Fábio Wanderley Reis é cientista político e professor emérito da Universidade Federal de Minas Gerais. Escreve às segundas-feiras

Paralisado diante da crise


Luiz Carlos Bresser-Pereira
DEU NA FOLHA DE S. PAULO

A única coisa boa para a economia brasileira nesta crise financeira global foi a depreciação cambial

O GOVERNO brasileiro parece paralisado diante da crise econômica mundial. Já abandonou a tese da "blindagem", mas continua com a esperança de que ela nos atingirá docemente porque a crise começou nos Estados Unidos, e não aqui. É verdade que o BNDES (Banco Nacional de Desenvolvimento Econômico e Social), desde outubro, percebeu que teria que captar mais recursos e ampliar suas aplicações para compensar o natural retraimento dos bancos comerciais.

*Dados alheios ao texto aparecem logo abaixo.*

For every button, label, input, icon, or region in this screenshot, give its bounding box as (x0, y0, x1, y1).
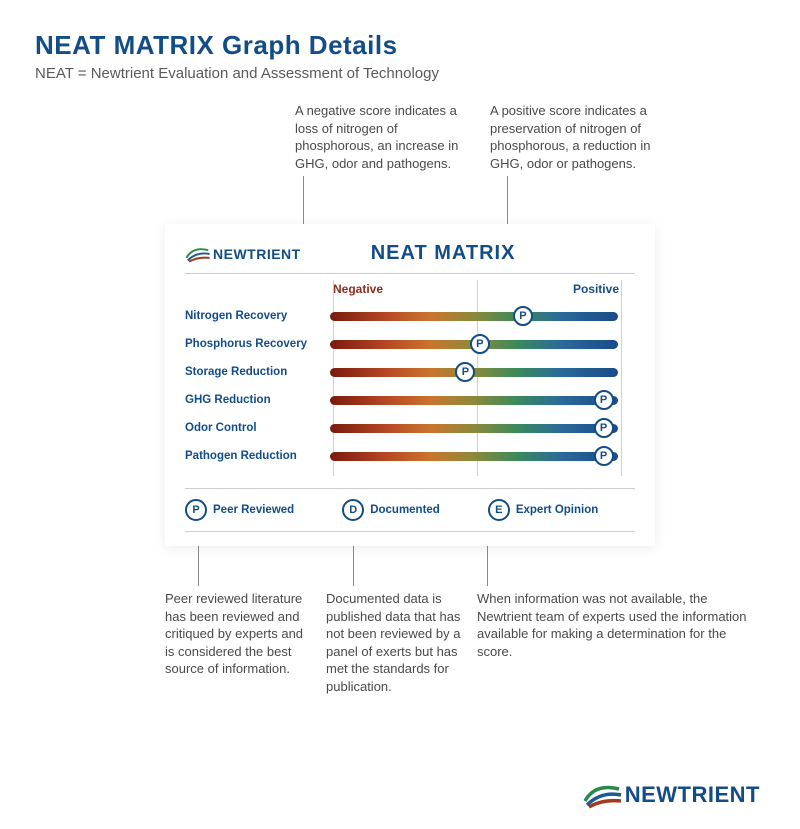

E que o Ministério da Fazenda vem procurando proteger os dois setores privados mais atingidos pelo encolhimento do crédito: a indústria automobilística e a de construção. Mas essas medidas são tímidas e não contrabalançam a política monetária do Banco Central.

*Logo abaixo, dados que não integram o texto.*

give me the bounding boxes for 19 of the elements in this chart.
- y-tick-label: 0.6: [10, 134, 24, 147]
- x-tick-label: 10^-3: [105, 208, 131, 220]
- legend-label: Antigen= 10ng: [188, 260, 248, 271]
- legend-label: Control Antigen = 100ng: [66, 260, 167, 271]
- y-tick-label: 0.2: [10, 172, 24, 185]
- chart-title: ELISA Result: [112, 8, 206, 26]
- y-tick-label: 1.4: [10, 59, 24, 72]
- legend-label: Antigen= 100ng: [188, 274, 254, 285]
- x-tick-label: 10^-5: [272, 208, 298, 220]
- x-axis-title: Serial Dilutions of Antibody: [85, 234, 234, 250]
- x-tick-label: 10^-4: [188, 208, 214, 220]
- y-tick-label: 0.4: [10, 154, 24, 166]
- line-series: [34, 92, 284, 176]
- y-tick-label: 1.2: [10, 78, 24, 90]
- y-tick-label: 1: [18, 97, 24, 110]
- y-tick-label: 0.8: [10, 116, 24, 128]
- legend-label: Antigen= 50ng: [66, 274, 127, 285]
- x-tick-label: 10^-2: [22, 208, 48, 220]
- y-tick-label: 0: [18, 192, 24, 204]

Não obstante a crise já estivesse clara desde o segundo semestre de 2007, até há dois meses o Banco Central continuava a aumentar a taxa de juros porque ainda acreditava que a demanda interna estivesse aquecida. Agora os jornais informam que sua disposição é a de mantê-la no nível atual, não obstante os indicadores de desaquecimento da demanda sejam claros. Na verdade, o Banco Central já deveria estar associado ao Ministério da Fazenda e ao BNDES na luta por evitar a recessão, que já é triste realidade nos Estados Unidos e na Europa. E, assim, já deveria ter iniciado a baixa da taxa de juros brasileira em pelo menos um ponto percentual a cada mês. A desculpa é sempre a mesma -a inflação-, mas agora o argumento é outro: a depreciação cambial.

A única coisa boa para a economia brasileira nesta crise financeira global foi essa depreciação.

Nesse caso, o mercado corrigiu uma taxa de câmbio que se havia gravemente apreciado e fazia o país voltar à condição de déficit em conta corrente. A depreciação será origem de alguma inflação, mas não há razão para temer uma aceleração maior. O "pass-through" da variação da taxa de câmbio para a inflação é inferior a 10%. Por outro lado, o efeito inflacionário da depreciação está sendo compensado pela queda dos preços das commodities e pelo rápido desaquecimento da demanda em curso.

Diferentemente dos Estados Unidos e do Japão, cuja taxa de juros já é muito baixa, no caso do Brasil a alta taxa de juros oferece um amplo campo de manobra para a política monetária.

Enquanto aqueles países já estão na clássica armadilha da liquidez, o Brasil está longe desse ponto. Ao não enfrentar de frente o problema da recessão em marcha, o governo brasileiro está mais uma vez perdendo a oportunidade de voltar a taxas de juros civilizadas. E -o que é mais grave- está ameaçando o país de mergulhar em uma recessão perfeitamente evitável.

Para não agir, o Banco Central argumenta que sua única responsabilidade é a de controlar a inflação. Assim o determina a sagrada política de metas de inflação. Enquanto o quadro internacional era muito favorável, o Banco Central podia "brincar de meta de inflação" sem conseqüências muito graves para a economia. A economia crescia de maneira insuficiente, ficávamos muito atrás dos outros Brics, mas não havia crise. O quadro atual, porém, é outro, e exige do governo políticas de sustentação da demanda fortes e determinadas. Políticas que não estão acontecendo.

Luiz Carlos Bresser-Pereira , 74, professor emérito da Fundação Getulio Vargas, ex-ministro da Fazenda (governo Sarney), da Administração e Reforma do Estado (primeiro governo FHC) e da Ciência e Tecnologia (segundo governo FHC), é autor de "Macroeconomia da Estagnação: Crítica da Ortodoxia Convencional no Brasil pós-1994".